Java is absolutely awful when it comes to initializing collections, and Kotlin provides some nice functions to help with that. Instead of providing special syntax for it, Kotlin uses inline functions that are built into the standard library. This cleans up the syntax and saves characters for more important things.

Using functions instead of characters also allows you to specify what data structure you want. How are you going ot have special syntax for List, MutableList, Map, MutableMap, and Array?


Maybe? Nope

I’ve been writing a lot of Scala code recently, and I’ve found that Option Data Structures are unsafe when they provide a get function. Let’s look at some example code.

public int genereateInt() {
    Optional<Integer> o = Optional.ofNullable(null);
    return o.get();
}

All safety is lost when the interface provides such a function. With Kotlin’s nullable types, this state is unrepresentable.

fun generateInt(): Int {
    val o: Int? = null
    return o
}

This would create a compile time error.

You can get arround the null safety with !!, but if you’re using this operator you’re probably doing something wrong. (It mainly exists for Java interop.)

fun generateInt(): Int {
    val o: Int? = null
    return o!!
}

This will throw an exception at runtime. Using !! is bad practice, so you shouldn’t run into this issue.

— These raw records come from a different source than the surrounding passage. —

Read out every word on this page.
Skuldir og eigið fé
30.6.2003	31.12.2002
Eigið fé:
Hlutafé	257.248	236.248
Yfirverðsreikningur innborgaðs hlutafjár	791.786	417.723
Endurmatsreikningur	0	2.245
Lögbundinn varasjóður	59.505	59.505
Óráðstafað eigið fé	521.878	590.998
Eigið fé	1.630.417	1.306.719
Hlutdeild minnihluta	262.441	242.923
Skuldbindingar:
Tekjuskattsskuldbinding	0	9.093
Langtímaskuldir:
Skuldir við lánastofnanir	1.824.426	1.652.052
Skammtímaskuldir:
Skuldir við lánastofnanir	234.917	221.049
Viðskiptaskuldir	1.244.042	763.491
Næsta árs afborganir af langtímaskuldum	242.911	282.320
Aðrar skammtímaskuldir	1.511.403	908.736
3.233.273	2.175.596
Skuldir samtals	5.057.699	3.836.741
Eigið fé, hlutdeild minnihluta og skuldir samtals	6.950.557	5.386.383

Typically, when you have an Optional, you want to apply a series of null-safe transformations and deal with null at the and.

For example, in Java:

public int parseAndInc(String number) {
    return Optional.ofNullable(number)
                   .map(Integer::parseInt)
                   .map(it -> it + 1)
                   .orElse(0);
}

The author goes through some examples of how to convert this into Kotlin, but his final result isn’t clean. Here’s how I’d write it.

fun parseAndInc(number: String?): Int = number?.toIntOrNull()?.inc() :? 0

This doesn’t account for Integer.parseInt throwing an exception, but that doesn’t have anything to do with Kotlin’s null safety.


Data classes

The author identifies that Data Classes are useful, but have limitations. Not much I can say here.


Open classes

Inheritance syntax looks like this:

open class Base

class Derived : Base()

Kotlin changed the extends keyword into the : operator, which is already used to separate variable name from its type. Back to C++ syntax? For me it’s confusing.

Using : with inheritence aligns with the usage of it for type annotations. Here, we’re saying Derived is of type Base, which makes sense: Derived is inheriting from Base.


I hope I showed that a lot of these “complaints” are really just stylistic choices that some people may be scared of. In reality, experiencing different languages can help you grow as a programmer, and can introduce you to new ways of thinking. It sounds like the people at Allegro were trying to write Java code in Kotlin rather than trying to write Kotlin code. I’ve been in this mindset before, and it’s not a great one. It’s better to accept the paradigms and ideas that a language presents and run with them. If you’ve learned one thing from this article, it’s that you shouldn’t shove one language into another, but you should learn what the new language has to offer.